Estes fatores apontam para uma direção, que para mim se inscreve no
descontentamento entre o idealismo da subjetividade em luta contra a
injustiça social, ou melhor ainda, contra a hipocrisia que
caracteriza a vida em sociedade. Quando meu pai declara em tom de
amargura que “não troca a sua dignidade humilde pelos brasões de
enfatuados da nossa sociedade”, aí está assumindo uma postura a
geradora da insatisfação, do sentimento de rebeldia contra outras
individualidades que lhe foram prejudiciais e indignas do seu valor e
do merecimento.
Na
realidade, há uma somatório de fatores determinantes da eclosão
tão dolorosa à alma de uma personalidade forte como foi a dele. A
tristeza não é dialética, te mais a ver com a interioridade ferida
e malferida pelo outro, que não soube compreendê-la ou por ela
sentia indiferença, ou inveja, ou ressentimento, ou qualquer espécie
de sentimento subalterno.
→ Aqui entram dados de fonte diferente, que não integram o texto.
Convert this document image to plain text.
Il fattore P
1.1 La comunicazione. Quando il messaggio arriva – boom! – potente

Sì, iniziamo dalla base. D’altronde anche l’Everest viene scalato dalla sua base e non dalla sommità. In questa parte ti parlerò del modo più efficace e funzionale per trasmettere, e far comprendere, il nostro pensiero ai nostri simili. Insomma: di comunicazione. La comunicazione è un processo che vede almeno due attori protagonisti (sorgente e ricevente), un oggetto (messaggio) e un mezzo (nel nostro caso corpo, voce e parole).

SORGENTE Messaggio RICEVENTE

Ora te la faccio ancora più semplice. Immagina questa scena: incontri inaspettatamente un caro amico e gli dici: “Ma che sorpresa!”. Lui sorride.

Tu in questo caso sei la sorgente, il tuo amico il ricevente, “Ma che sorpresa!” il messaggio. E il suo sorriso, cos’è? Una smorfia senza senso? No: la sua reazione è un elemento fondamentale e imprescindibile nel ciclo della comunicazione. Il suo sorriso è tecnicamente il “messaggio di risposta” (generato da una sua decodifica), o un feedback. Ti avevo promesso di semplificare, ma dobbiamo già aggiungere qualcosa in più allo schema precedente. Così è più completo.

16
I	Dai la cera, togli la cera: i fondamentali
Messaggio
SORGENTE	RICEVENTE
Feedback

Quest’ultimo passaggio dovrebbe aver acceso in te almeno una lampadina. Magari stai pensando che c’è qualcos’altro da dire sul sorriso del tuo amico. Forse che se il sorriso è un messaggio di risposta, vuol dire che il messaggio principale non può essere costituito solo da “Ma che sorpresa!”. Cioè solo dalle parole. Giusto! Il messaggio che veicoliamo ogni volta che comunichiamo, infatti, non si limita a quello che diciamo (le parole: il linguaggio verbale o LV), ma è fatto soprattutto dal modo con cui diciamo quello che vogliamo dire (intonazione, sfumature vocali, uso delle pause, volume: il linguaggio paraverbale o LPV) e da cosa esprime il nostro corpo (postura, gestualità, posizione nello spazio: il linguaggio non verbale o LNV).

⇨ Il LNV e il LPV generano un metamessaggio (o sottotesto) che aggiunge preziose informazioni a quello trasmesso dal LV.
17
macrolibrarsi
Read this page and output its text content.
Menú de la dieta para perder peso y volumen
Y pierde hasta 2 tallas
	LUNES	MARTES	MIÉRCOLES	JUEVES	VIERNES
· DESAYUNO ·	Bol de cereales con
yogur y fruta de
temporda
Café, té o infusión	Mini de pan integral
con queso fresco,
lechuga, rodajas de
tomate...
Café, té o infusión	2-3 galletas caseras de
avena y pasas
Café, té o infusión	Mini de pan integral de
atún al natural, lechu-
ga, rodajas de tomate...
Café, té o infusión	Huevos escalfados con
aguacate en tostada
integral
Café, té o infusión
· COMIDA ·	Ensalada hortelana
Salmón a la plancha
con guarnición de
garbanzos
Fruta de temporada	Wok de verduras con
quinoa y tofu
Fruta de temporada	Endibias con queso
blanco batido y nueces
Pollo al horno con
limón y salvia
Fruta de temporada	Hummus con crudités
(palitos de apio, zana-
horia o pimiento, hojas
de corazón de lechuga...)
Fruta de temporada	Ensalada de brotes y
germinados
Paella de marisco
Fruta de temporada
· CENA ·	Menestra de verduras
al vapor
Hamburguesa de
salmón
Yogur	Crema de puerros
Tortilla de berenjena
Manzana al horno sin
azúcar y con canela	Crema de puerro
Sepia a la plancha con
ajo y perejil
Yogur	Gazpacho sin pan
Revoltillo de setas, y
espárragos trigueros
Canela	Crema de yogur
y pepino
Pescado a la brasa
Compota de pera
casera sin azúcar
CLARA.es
A Arte, seja em nível elevado ou em menor
escala de valores, é um ersatz à
tristeza, não uma solução, não uma compensação, não uma
maneira de recuperar o equilíbrio da alma alegre, pura, e inocente
tão própria às fases da nossa infância , da juventude e da
mocidade.
Outras
hipóteses poderia ainda levantar para o deslinde desse sentimento
que, de quando em quando, assaltava a alma , o coração e o corpo de
meu pai, Cunha e Silva. Quem sabe, algum dia possa retomar este tema
com mais amplitude e complexidade.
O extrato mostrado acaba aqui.